De là où j’habite il est possible d’observer un aspect du travail quotidien de la police : l’interpellation des dits « Roms » faisant signer des pétitions. Il s’agit le plus souvent de groupes de jeunes non mixtes demandant aux passants de signer une fausse pétition à l’issue de quoi une pièce de monnaie est demandée pour soutenir la cause. Il arrive que ce soit aussi l’occasion d’un vol à la tire.
Evidemment il est possible d’arrêter l’histoire là : ce n’est pas bien ce qu’ils/elles font. Point à la ligne. "Circulez, y'a rien à voir."
Le problème c’est que de là où j’habite, il y a à voir. Et tout le monde sait bien qu’il y a bien plus à voir.
De manière non marginale je vois de la violence lors de ces interpellations : une fois ça a été une claque en pleine figure (affaire qui a été suivie par les services dits compétents suite à leur saisie), une autre fois un chignon attrapé pour secouer violemment la tête de la personne (ce qui a fait l’objet d’une violente altercation verbale avec le policier mécontent qu’un passant l’interpelle sur sa manière de faire).
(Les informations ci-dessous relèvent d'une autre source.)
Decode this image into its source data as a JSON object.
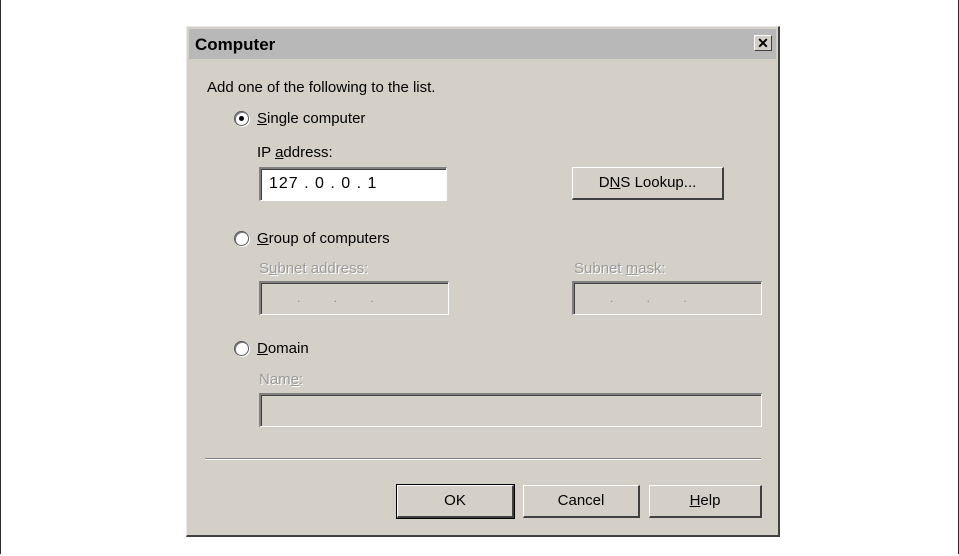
{
  "dialog": {
    "title": "Computer",
    "close_glyph": "✕",
    "instruction": "Add one of the following to the list."
  },
  "single": {
    "label_pre": "",
    "label_key": "S",
    "label_post": "ingle computer",
    "selected": true,
    "ip_label_pre": "IP ",
    "ip_label_key": "a",
    "ip_label_post": "ddress:",
    "ip_value": "127 . 0 . 0 . 1",
    "dns_pre": "D",
    "dns_key": "N",
    "dns_post": "S Lookup..."
  },
  "group": {
    "label_pre": "",
    "label_key": "G",
    "label_post": "roup of computers",
    "selected": false,
    "subnet_address_pre": "S",
    "subnet_address_key": "u",
    "subnet_address_post": "bnet address:",
    "subnet_mask_pre": "Subnet ",
    "subnet_mask_key": "m",
    "subnet_mask_post": "ask:",
    "empty_ip_dots": ".          .          ."
  },
  "domain": {
    "label_pre": "",
    "label_key": "D",
    "label_post": "omain",
    "selected": false,
    "name_pre": "Nam",
    "name_key": "e",
    "name_post": ":"
  },
  "buttons": {
    "ok": "OK",
    "cancel": "Cancel",
    "help_key": "H",
    "help_post": "elp"
  }
}
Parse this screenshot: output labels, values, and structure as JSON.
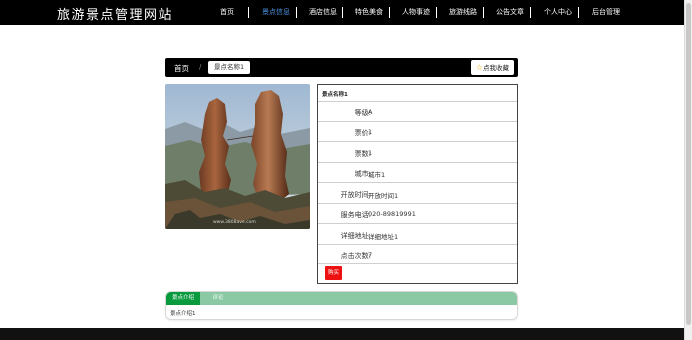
{
  "site": {
    "title": "旅游景点管理网站"
  },
  "nav": {
    "items": [
      {
        "label": "首页",
        "active": false
      },
      {
        "label": "景点信息",
        "active": true
      },
      {
        "label": "酒店信息",
        "active": false
      },
      {
        "label": "特色美食",
        "active": false
      },
      {
        "label": "人物事迹",
        "active": false
      },
      {
        "label": "旅游线路",
        "active": false
      },
      {
        "label": "公告文章",
        "active": false
      },
      {
        "label": "个人中心",
        "active": false
      },
      {
        "label": "后台管理",
        "active": false
      }
    ]
  },
  "breadcrumb": {
    "home": "首页",
    "separator": "/",
    "current": "景点名称1"
  },
  "favorite": {
    "label": "点我收藏",
    "icon": "star-icon"
  },
  "image": {
    "watermark": "www.3808ave.com"
  },
  "detail": {
    "title": "景点名称1",
    "rows": [
      {
        "label": "等级:",
        "value": "A"
      },
      {
        "label": "票价:",
        "value": "1"
      },
      {
        "label": "票数:",
        "value": "1"
      },
      {
        "label": "城市:",
        "value": "城市1"
      },
      {
        "label": "开放时间:",
        "value": "开放时间1"
      },
      {
        "label": "服务电话:",
        "value": "020-89819991"
      },
      {
        "label": "详细地址:",
        "value": "详细地址1"
      },
      {
        "label": "点击次数:",
        "value": "7"
      }
    ],
    "rate_label": "购买"
  },
  "tabs": {
    "items": [
      {
        "label": "景点介绍",
        "active": true
      },
      {
        "label": "评论",
        "active": false
      }
    ],
    "content": "景点介绍1"
  },
  "colors": {
    "nav_active": "#4a90e2",
    "tab_active": "#0a9a3e",
    "tab_header": "#8ac9a3",
    "button_red": "#ee1111",
    "star": "#f0b400"
  }
}
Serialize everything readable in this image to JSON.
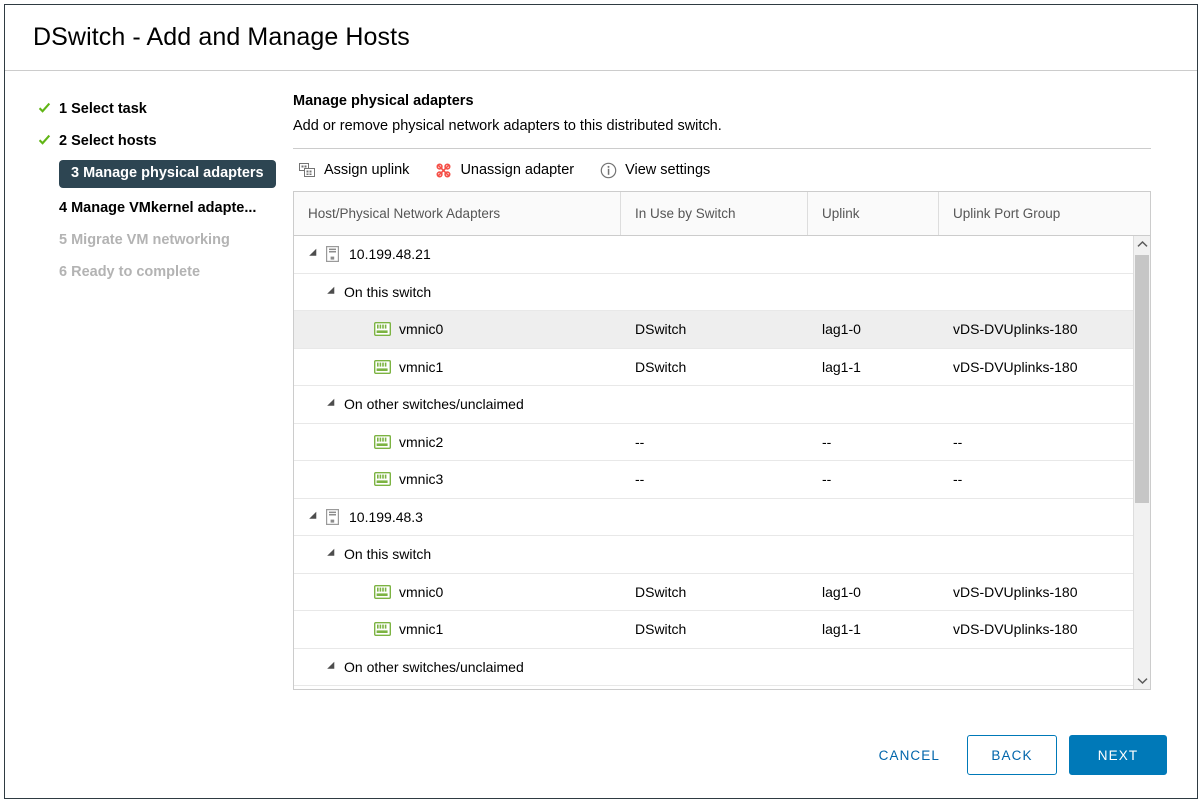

Je vois par ailleurs tout le temps des absurdités.
A chaque fois les policierEs, avec une attitude frisant l’opération antiterroriste (toutes proportions gardées évidemment), déchirent les pétitions et cassent les stylos. A chaque fois les groupes de jeunes reviennent. La dernière fois j’ai observé une autre absurdité. Leur mission achevée, les policiers se sont tournés vers un autre de la rue : un de ceux qui vendent des bouteilles d’eau fraîche pour un euros. Et voilà que les 33cl sont vidés histoire d’alimenter le caniveau, dont c’est la fonction tout de même… (sans compter la bouteille jetée dans la Seine pourtant déjà bien pleine en ce mois de mai caniculaire et vouée à se transformer en piscine propre pour les parisienNEs…). Quelques minutes plus tard, comme les jeunes, le vendeur d’eau fraîche s’était réinstallé avec de nouvelles bouteilles.
Je parle ici de violences et d’absurdités quotidiennes qui font parties des rouages de nos institutions et que chacunE d’entre nous a déjà côtoyées.
Au-delà de la loi travail, c’est bien de cela dont parle les deux derniers mois dans la rue. Et si cela fait deux mois que ça dure c’est peut être bien qu’il n’y a plus d’espoir (depuis longtemps pour certainEs) que ces violences et absurdités puissent être transformées avec intelligence par les institutions.
Reste à ce que la rue persiste dans l’intelligence qu’elle déploie depuis deux mois face à ces institutions qui n’auront de cesse de tenter de la mener vers ce qui fait entre autres leur quotidienneté : la violence et l’absurdité.